First recorded by Kristine (1975).
Hit version by Cliff Richard (US #6/UK #9 1976).
From the wiki: “‘Devil Woman’ was written by Terry Britten and Christine Holmes (singer of the Family Dogg, ‘Arizona‘) and was first recorded by Holmes under the name ‘Kristine’. It became a #9 UK hit in June 1976 for Cliff Richard, and was his first single to reach the Top 20 in the US. The song is told from the point of a view of a man jinxed from an encounter with a stray cat with evil eyes, and his discovery that the psychic medium (a Gypsy woman) whose help he sought to break the curse was the one responsible for the curse in the first place. Richard supposedly was hesitant to cut it until he modified some lyrics to play down the occult theme.”
First recorded by The Family Dogg (B-side 1969).
Hit version by Mark Lindsay (US #10 1969).
From the wiki: “‘Arizona’ was written by Kenny Young (‘Under the Boardwalk’, Drifters, 1964; ‘Just a Little Bit Better’, Herman’s Hermits, 1964) and popularly recorded by former Paul Revere & the Raiders member Mark Lindsay (‘Indian Reservation‘) in 1969. The song was, however, first recorded April-May 1969 by the UK folk-rock group The Family Dogg and was first released as the B-side to the single ‘A Way of Life’.
“Albert Hammond (‘To All The Girls I’ve Loved Before‘) and Steve Rowland met for the first time at a concert in Madrid in 1964. In 1966, The Family Dogg was formed by the duo along with the participation of the singers Mike Hazlewood and Pam Zooey Quinn.
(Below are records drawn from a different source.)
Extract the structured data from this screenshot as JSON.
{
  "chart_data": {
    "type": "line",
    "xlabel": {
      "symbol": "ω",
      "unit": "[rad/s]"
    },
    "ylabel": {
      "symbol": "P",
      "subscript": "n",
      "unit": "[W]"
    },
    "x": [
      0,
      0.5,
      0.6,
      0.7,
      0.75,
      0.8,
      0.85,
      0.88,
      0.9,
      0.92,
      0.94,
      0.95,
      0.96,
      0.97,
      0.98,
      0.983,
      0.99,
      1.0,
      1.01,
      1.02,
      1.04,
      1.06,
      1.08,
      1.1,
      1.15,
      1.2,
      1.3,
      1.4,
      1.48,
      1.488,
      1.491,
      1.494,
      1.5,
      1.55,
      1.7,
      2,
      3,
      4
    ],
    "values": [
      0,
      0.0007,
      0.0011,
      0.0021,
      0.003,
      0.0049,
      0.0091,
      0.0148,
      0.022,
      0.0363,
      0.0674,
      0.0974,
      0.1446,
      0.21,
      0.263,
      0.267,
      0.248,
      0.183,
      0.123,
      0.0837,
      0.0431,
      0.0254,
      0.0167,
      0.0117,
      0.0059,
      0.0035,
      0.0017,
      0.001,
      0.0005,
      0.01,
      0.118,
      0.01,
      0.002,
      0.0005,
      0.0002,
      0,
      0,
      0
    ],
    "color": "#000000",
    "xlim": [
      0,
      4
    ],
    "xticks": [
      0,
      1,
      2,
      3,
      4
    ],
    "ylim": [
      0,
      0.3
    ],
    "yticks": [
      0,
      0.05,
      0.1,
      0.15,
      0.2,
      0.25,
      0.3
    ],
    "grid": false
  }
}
The debut album, A Way of Life, was released in 1969; the title track became a #6 hit in the UK Singles Chart. Jimmy Page, John Bonham and John Paul Jones of Led Zeppelin were guest musicians on this album, along with Elton John. Hammond and Hazlewood would go on to co-write ‘Gimme Dat Ding’ (The Pipkins) and ‘The Air That I Breathe‘ (The Hollies).
“After leaving Paul Revere & the Raiders in 1969, Lindsay began to record solo records and to produce records before retiring from performing to serve as head of A&R for United Artists records. Lindsay contributed to the recordings of artists such as Gerry Rafferty (on ‘Baker Street’), Kenny Rogers, and others. His later accomplishments also included composing jingles for commercials (including Baskin-Robbins, Datsun, Kodak, Pontiac and Levi’s among others) and scores for motion pictures.”